With that in mind, Chiu and colleagues did metagenomic sequencing on blood samples from 169 individuals who had been treated for chronic liver disease at the University of Chicago Medical Center.

With the help of a bioinformatics pipeline focused on pathogen detection, they narrowed in on HPgV-2 reads in the index patient, a deceased 70 year-old woman with a history of sickle cell disease, HCV infection, and kidney problems.

Through deeper Illumina sequencing coupled with Sanger sequencing, the team put together an almost 9,900 base draft genome assembly for HPgV-2, which appeared to be distantly related to pegiviruses found in bat and rodent hosts.

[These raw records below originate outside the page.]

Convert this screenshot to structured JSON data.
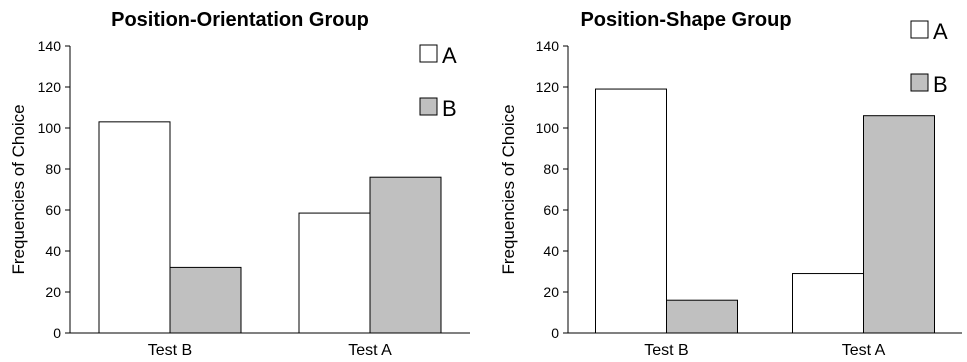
{
  "chart_data": [
    {
      "type": "bar",
      "title": "Position-Orientation Group",
      "ylabel": "Frequencies of Choice",
      "xlabel": "",
      "categories": [
        "Test B",
        "Test A"
      ],
      "yticks": [
        "0",
        "20",
        "40",
        "60",
        "80",
        "100",
        "120",
        "140"
      ],
      "ylim": [
        0,
        140
      ],
      "series": [
        {
          "name": "A",
          "values": [
            103,
            58.5
          ]
        },
        {
          "name": "B",
          "values": [
            32,
            76
          ]
        }
      ],
      "colors": {
        "A": "#ffffff",
        "B": "#c0c0c0"
      },
      "grid": false,
      "legend": "top-right"
    },
    {
      "type": "bar",
      "title": "Position-Shape Group",
      "ylabel": "Frequencies of Choice",
      "xlabel": "",
      "categories": [
        "Test B",
        "Test A"
      ],
      "yticks": [
        "0",
        "20",
        "40",
        "60",
        "80",
        "100",
        "120",
        "140"
      ],
      "ylim": [
        0,
        140
      ],
      "series": [
        {
          "name": "A",
          "values": [
            119,
            29
          ]
        },
        {
          "name": "B",
          "values": [
            16,
            106
          ]
        }
      ],
      "colors": {
        "A": "#ffffff",
        "B": "#c0c0c0"
      },
      "grid": false,
      "legend": "top-right"
    }
  ]
}
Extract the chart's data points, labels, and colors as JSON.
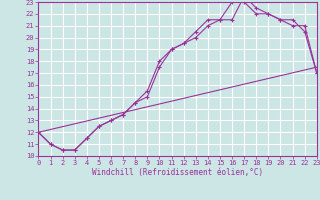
{
  "xlabel": "Windchill (Refroidissement éolien,°C)",
  "ylabel": "",
  "xlim": [
    0,
    23
  ],
  "ylim": [
    10,
    23
  ],
  "xticks": [
    0,
    1,
    2,
    3,
    4,
    5,
    6,
    7,
    8,
    9,
    10,
    11,
    12,
    13,
    14,
    15,
    16,
    17,
    18,
    19,
    20,
    21,
    22,
    23
  ],
  "yticks": [
    10,
    11,
    12,
    13,
    14,
    15,
    16,
    17,
    18,
    19,
    20,
    21,
    22,
    23
  ],
  "bg_color": "#cce5e5",
  "line_color": "#993399",
  "grid_color": "#ffffff",
  "line1_x": [
    0,
    1,
    2,
    3,
    4,
    5,
    6,
    7,
    8,
    9,
    10,
    11,
    12,
    13,
    14,
    15,
    16,
    17,
    18,
    19,
    20,
    21,
    22,
    23
  ],
  "line1_y": [
    12,
    11,
    10.5,
    10.5,
    11.5,
    12.5,
    13,
    13.5,
    14.5,
    15,
    17.5,
    19,
    19.5,
    20.5,
    21.5,
    21.5,
    23,
    23,
    22,
    22,
    21.5,
    21.5,
    20.5,
    17
  ],
  "line2_x": [
    0,
    1,
    2,
    3,
    4,
    5,
    6,
    7,
    8,
    9,
    10,
    11,
    12,
    13,
    14,
    15,
    16,
    17,
    18,
    19,
    20,
    21,
    22,
    23
  ],
  "line2_y": [
    12,
    11,
    10.5,
    10.5,
    11.5,
    12.5,
    13,
    13.5,
    14.5,
    15.5,
    18,
    19,
    19.5,
    20,
    21,
    21.5,
    21.5,
    23.5,
    22.5,
    22,
    21.5,
    21,
    21,
    17
  ],
  "line3_x": [
    0,
    23
  ],
  "line3_y": [
    12,
    17.5
  ]
}
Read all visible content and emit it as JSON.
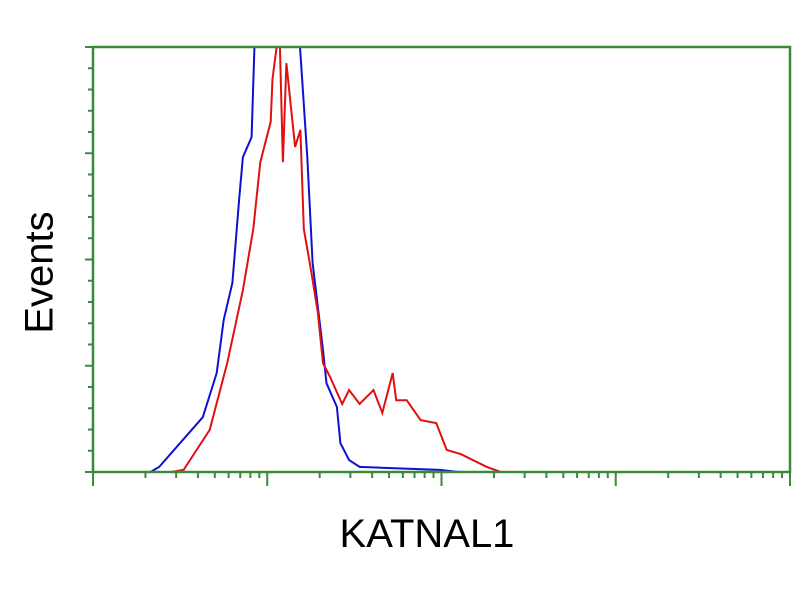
{
  "chart_data": {
    "type": "line",
    "title": "",
    "xlabel": "KATNAL1",
    "ylabel": "Events",
    "x_scale": "log",
    "x_decades": [
      0,
      4
    ],
    "ylim": [
      0,
      100
    ],
    "grid": false,
    "frame_color": "#3a8a3a",
    "series": [
      {
        "color": "#1010d0",
        "points": [
          [
            0.33,
            0
          ],
          [
            0.38,
            1.2
          ],
          [
            0.63,
            12.9
          ],
          [
            0.71,
            23.3
          ],
          [
            0.75,
            35.8
          ],
          [
            0.8,
            44.5
          ],
          [
            0.84,
            64.9
          ],
          [
            0.86,
            74.1
          ],
          [
            0.91,
            78.8
          ],
          [
            0.93,
            105
          ],
          [
            1.18,
            105
          ],
          [
            1.23,
            74.1
          ],
          [
            1.26,
            49.2
          ],
          [
            1.32,
            28.7
          ],
          [
            1.34,
            20.9
          ],
          [
            1.4,
            15.3
          ],
          [
            1.42,
            6.8
          ],
          [
            1.47,
            2.8
          ],
          [
            1.53,
            1.2
          ],
          [
            1.99,
            0.5
          ],
          [
            2.1,
            0
          ]
        ]
      },
      {
        "color": "#e01010",
        "points": [
          [
            0.45,
            0
          ],
          [
            0.52,
            0.5
          ],
          [
            0.67,
            9.9
          ],
          [
            0.77,
            25.6
          ],
          [
            0.86,
            42.8
          ],
          [
            0.92,
            57.2
          ],
          [
            0.96,
            72.9
          ],
          [
            1.02,
            82.4
          ],
          [
            1.03,
            92.5
          ],
          [
            1.07,
            105
          ],
          [
            1.09,
            72.9
          ],
          [
            1.11,
            96.2
          ],
          [
            1.13,
            88.2
          ],
          [
            1.16,
            76.5
          ],
          [
            1.19,
            80.5
          ],
          [
            1.21,
            57.2
          ],
          [
            1.25,
            47.8
          ],
          [
            1.29,
            37.6
          ],
          [
            1.32,
            25.6
          ],
          [
            1.36,
            22.4
          ],
          [
            1.43,
            16.0
          ],
          [
            1.47,
            19.3
          ],
          [
            1.53,
            16.0
          ],
          [
            1.61,
            19.3
          ],
          [
            1.66,
            13.9
          ],
          [
            1.72,
            23.3
          ],
          [
            1.74,
            16.9
          ],
          [
            1.8,
            16.9
          ],
          [
            1.88,
            12.2
          ],
          [
            1.97,
            11.5
          ],
          [
            2.03,
            5.2
          ],
          [
            2.11,
            4.2
          ],
          [
            2.26,
            1.2
          ],
          [
            2.34,
            0
          ]
        ]
      }
    ]
  }
}
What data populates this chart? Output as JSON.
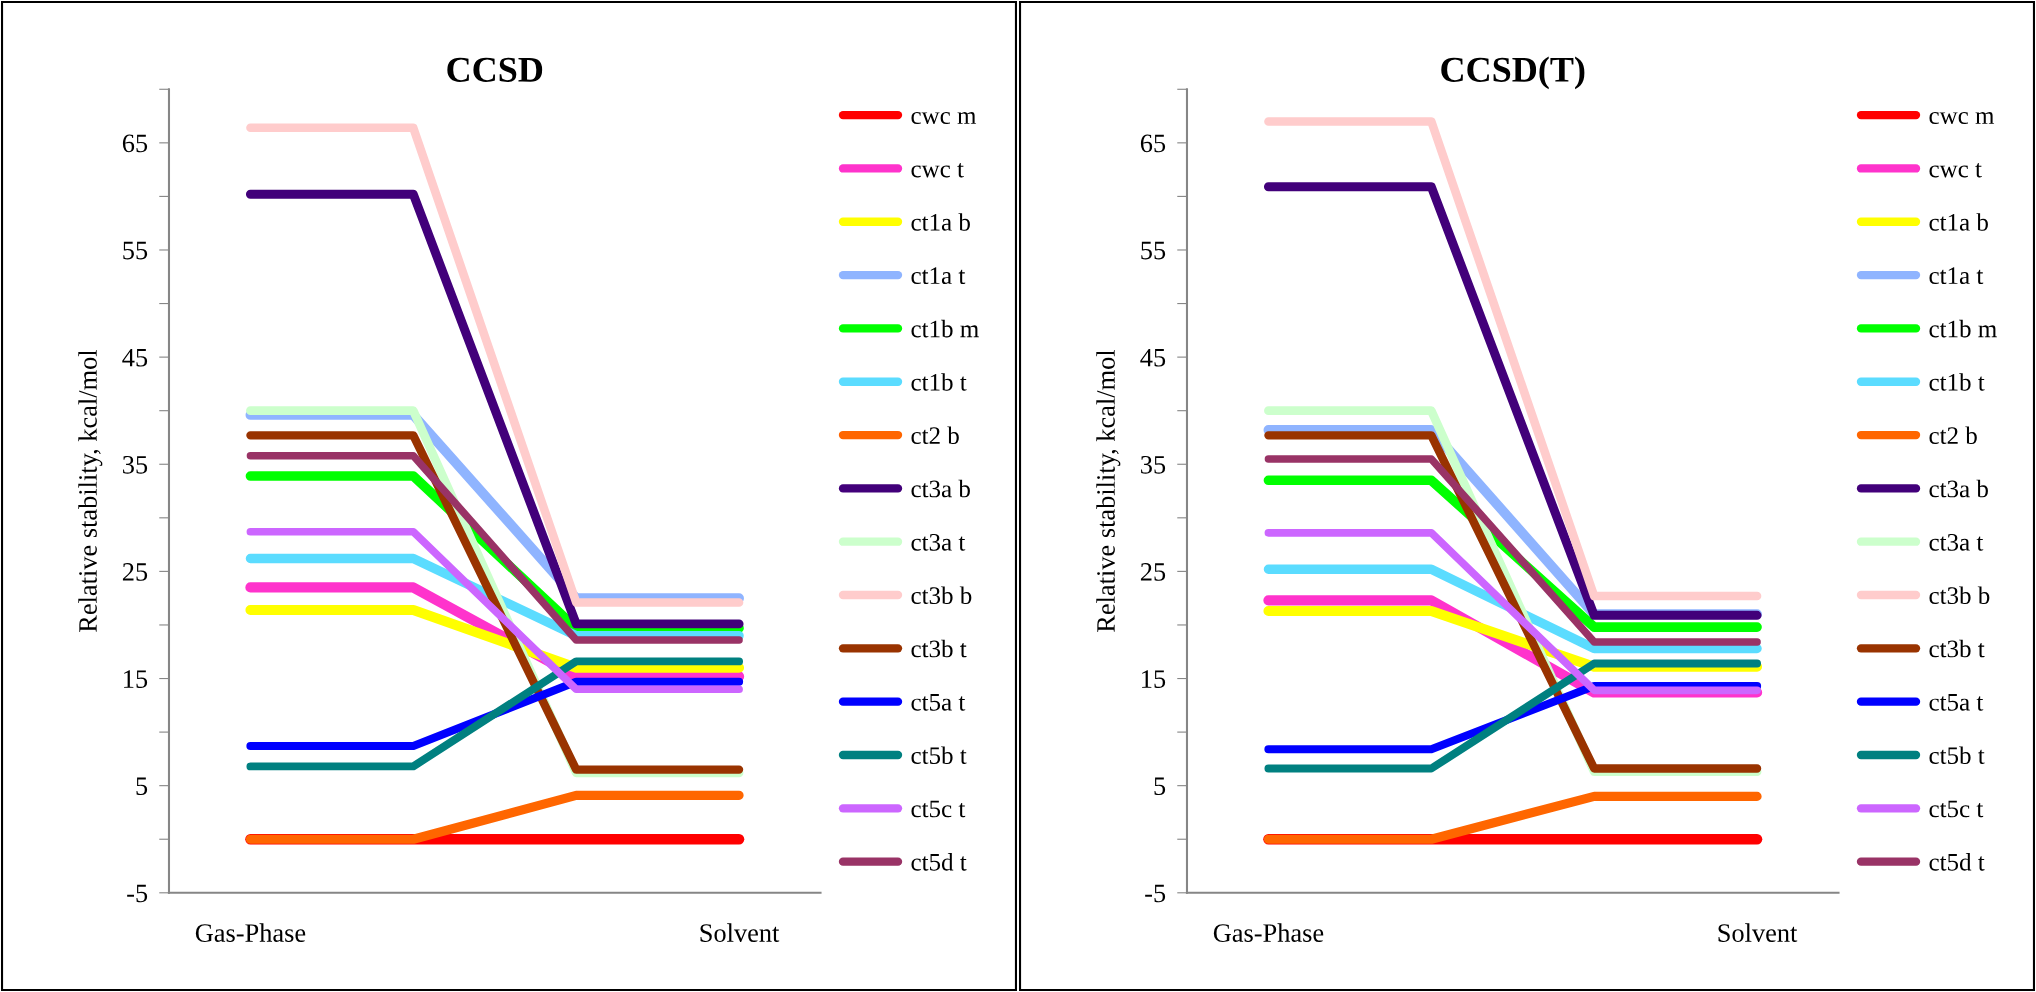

Additional metagenomic sequencing on another blood sample from the same individual confirmed the HPgV-2 infection and produced reads that the researchers used to assemble an independent HPgV-2 genome assembly that was nearly identical to the original draft sequence.

To get a sense of how widespread HPgV-2 infection might be, they used a combination of multiplex RT-PCR and serological assays to screen thousands more blood samples from individuals with or without HCV, HIV, and/or hepatitis B virus infection.

In the process, the team narrowed in on 11 samples with HPgV-2 RNA. All of the infected individuals also had HCV. On the other hand, the new pegivirus did not turn up in almost 1,500 screened samples from virus-free individuals nor in almost 500 individuals infected with HIV alone.

Based on complete genomes for eight of the HPgV-2 isolates and partial genome sequences for four more, the researchers saw some 93 to 94 percent identity between the HPgV-2 strains identified in the study.

Finally, although HPgV-2 infection was only identified in those with HCV, the study's authors did see some HCV-free individuals with apparent antibodies to the virus, hinting that they may have successfully cleared the virus.

Such findings suggest HCV co-infection contribute to HPgV-2 persistence, they speculated, though further research is needed to explore the prevalence and pathogenic potential of HPgV-2.